Olhando-se primeiro para as expectativas, há dois riscos opostos a evitar. O primeiro é uma inflação de expectativas sobre um acordo legal, semelhante à que se viu na COP15. No momento, é um risco de baixa prioridade, mas que deve ser evitado a qualquer custo. O seu oposto, mais provável nesse clima de frustração, é uma deflação de expectativas que poderia condenar a COP16 ao fracasso, antes mesmo que comece. O terceiro risco se refere à formulação da agenda de demandas aos países e da agenda da própria COP. Dependendo de como se desenvolva o quadro de crise financeira e econômica, seria muito arriscado demandar mais do que os países podem realisticamente fazer e estabelecer metas muito ambiciosas para a COP16.

Um conjunto de metas realistas evitaria a frustração e ajudaria no sucesso da reunião. Realista não significa medíocre, mas pode significar resultados ainda aquém do que a ciência do clima pede. Se o cenário econômico global não melhorar consideravelmente ao longo do primeiro semestre, o objetivo de se obter um acordo legal pleno em Cancún deve ser explicitamente adiado antes do início da COP16. Seria melhor trabalhar para trazer o “espírito” original do Acordo de Copenhague para o marco do documento sobre as ações de longo prazo (AWGLCA) da Convenção do Clima (UNFCCC). O próprio documento sobre o Protocolo de Kyoto (AWGKP) poderia usar esse “espírito do Acordo” para buscar um ponto de consenso em torno do segundo período de compromissos. Conciliar os objetivos originais do acordo político de Copenhague e o processo legal da UNFCCC é factível, embora ainda requeira muita negociação e bastante complicada em alguns pontos. O objetivo poderia ser obter o melhor alinhamento possível das vias política e legal. Ter uma proposta completa de tratado aprovada e assinada parece, no momento, fora do alcance da COP16.

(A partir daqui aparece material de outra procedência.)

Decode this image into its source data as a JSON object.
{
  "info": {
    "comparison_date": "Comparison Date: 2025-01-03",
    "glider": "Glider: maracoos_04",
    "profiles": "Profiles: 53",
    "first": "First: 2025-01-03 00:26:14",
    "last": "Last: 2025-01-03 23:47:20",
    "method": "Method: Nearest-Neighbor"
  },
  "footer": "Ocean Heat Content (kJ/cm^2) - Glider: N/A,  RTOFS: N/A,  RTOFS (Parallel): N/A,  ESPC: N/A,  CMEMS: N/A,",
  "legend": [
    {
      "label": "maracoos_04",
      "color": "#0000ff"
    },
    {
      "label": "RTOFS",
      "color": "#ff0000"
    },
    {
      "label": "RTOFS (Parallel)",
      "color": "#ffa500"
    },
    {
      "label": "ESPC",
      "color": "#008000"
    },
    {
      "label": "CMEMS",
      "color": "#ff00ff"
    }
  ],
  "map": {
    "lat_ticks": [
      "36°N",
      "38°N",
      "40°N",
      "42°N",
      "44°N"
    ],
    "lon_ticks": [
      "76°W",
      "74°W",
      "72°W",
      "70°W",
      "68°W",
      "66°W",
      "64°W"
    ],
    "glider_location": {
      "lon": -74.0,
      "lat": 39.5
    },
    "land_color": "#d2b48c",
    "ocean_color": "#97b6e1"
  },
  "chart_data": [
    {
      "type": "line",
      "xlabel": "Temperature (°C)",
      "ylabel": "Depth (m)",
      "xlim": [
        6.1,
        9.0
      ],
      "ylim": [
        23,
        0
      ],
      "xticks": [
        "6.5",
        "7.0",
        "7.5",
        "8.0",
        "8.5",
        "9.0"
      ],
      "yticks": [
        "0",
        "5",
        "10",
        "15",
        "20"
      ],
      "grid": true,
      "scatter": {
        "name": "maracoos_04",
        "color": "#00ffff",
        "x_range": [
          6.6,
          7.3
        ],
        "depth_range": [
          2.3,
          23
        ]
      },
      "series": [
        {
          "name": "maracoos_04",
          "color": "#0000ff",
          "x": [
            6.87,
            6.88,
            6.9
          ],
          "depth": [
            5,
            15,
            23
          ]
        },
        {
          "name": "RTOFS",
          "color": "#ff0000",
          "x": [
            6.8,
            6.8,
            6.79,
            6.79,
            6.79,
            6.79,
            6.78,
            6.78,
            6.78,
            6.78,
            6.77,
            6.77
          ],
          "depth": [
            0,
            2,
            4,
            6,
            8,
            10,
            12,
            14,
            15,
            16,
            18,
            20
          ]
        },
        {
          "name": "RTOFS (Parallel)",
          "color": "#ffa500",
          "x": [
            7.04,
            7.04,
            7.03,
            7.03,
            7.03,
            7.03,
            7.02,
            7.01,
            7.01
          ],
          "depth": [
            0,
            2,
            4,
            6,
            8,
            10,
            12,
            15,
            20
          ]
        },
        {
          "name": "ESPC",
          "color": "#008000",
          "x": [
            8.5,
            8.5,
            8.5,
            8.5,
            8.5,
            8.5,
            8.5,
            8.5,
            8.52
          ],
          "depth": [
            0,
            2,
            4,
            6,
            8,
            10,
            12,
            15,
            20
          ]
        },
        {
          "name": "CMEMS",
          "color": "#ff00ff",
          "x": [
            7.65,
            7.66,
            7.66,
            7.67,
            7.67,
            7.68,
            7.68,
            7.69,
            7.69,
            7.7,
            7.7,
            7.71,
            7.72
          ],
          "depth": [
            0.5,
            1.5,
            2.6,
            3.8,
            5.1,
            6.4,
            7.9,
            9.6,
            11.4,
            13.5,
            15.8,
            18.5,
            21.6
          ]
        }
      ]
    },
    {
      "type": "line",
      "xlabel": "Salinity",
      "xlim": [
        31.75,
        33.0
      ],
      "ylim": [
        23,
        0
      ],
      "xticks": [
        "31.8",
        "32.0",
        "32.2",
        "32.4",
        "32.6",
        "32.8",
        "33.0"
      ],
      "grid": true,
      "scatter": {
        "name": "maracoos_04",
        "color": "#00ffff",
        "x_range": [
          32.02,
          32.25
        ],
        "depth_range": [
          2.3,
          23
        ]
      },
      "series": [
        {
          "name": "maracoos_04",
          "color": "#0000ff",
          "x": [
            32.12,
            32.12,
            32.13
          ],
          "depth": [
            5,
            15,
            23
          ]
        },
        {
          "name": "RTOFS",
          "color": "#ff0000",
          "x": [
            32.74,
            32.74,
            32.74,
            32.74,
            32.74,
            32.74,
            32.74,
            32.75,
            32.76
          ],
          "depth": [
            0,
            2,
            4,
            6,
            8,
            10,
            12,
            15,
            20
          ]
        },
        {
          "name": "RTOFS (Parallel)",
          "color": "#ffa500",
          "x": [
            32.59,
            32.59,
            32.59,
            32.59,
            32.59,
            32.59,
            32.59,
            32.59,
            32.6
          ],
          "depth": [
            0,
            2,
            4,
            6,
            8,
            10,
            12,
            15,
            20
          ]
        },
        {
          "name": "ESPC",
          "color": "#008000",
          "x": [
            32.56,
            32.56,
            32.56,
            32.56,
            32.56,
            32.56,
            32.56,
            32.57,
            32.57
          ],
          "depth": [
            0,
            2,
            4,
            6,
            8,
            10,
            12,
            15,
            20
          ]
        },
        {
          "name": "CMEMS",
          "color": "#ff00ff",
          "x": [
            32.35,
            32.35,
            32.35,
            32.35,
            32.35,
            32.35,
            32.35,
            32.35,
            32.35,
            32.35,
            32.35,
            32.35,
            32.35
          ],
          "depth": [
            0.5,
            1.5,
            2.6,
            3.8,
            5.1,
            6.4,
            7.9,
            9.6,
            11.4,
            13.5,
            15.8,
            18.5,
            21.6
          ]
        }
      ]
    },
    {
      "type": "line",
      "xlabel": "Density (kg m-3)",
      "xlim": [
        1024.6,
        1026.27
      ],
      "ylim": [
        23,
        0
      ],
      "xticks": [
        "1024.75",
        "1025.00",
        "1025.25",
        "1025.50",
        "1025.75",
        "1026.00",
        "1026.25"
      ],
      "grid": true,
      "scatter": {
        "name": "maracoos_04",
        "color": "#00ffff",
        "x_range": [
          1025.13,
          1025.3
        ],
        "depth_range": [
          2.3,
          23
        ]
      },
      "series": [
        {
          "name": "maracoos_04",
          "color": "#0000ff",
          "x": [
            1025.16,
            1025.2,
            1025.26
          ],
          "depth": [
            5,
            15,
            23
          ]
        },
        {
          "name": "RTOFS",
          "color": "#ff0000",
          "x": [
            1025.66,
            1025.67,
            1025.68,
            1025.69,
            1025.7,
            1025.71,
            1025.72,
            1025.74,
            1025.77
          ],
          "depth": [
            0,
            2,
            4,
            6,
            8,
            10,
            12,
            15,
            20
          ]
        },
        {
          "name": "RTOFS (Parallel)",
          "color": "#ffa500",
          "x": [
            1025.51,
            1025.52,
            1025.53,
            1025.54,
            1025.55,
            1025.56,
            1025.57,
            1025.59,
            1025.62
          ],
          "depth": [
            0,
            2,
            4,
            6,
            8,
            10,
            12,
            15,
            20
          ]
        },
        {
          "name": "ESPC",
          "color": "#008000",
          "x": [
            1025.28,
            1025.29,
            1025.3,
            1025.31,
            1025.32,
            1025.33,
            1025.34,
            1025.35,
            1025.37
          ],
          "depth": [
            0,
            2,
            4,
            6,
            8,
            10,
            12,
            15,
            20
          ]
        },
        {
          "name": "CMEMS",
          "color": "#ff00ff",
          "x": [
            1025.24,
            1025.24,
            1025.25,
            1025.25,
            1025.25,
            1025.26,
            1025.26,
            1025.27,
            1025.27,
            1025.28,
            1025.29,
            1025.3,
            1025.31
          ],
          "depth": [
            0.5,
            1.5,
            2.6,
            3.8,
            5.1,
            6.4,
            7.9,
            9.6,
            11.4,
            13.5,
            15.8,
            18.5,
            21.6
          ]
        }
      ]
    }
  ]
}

Outro objetivo importante seria aprofundar, ao longo de 2010, o comprometimento dos principais países desenvolvidos e emergentes com o Acordo político acertado em Copenhague. O fortalecimento do Acordo de Copenhague ao longo do ano, ajudaria muito a realização daquele objetivo de alinhar o máximo possível os canais político e legal da negociação sobre mudança climática. Essa poderia ser uma agenda apropriada para as reuniões do G20 e do Fórum das Maiores Economias (MEF). Claramente, o tema no topo dessas agendas será a crise financeira. Mas os líderes dessa liga de grandes países simplesmente não podem mais descartar em suas conversas a ameaça da mudança climática e as questões pendentes sobre o Acordo de Copenhague. Esses temas constarão muito provavelmente de suas agendas. O desafio é pressionar para que sejam orientados no sentido de fortalecer o Acordo e criar condições para sua absorção pelo conduto legal, até a COP16.

A melhor forma de lidar com o Acordo de Copenhague é levá-lo a sério. Ele pode ser revitalizado, ganhando densidade política. As metas podem ser melhoradas ou revistas, em três a cinco anos. O comprometimento dos países pode ser mais bem explicitado. Isso certamente facilitaria muito a incorporação do entendimento político à negociação formal- legal no contexto das Nações Unidas. Os países do BASIC, por exemplo, se mostraram ambíguos em relação ao Acordo. A China declarou apenas “estar em apoio” e recomendar o Acordo. Nem China, nem Índia disseram ainda que se associam a ele, o que corresponderia a assiná-lo e aceitá-lo como politicamente vinculante. O apoio do EUA também pode ser mais afirmativo e refletir o papel de liderança que Obama prometeu e ainda não cumpriu.

Buscar o progresso possível na preparação de um acordo legalmente vinculante – um novo Protocolo ou Tratado do Clima – e o fortalecimento do Acordo de Copenhague, para torná-lo um contrato político efetivo, tirando-o da incubadora, seriam metas relevantes e realistas para 2010 e para a COP16.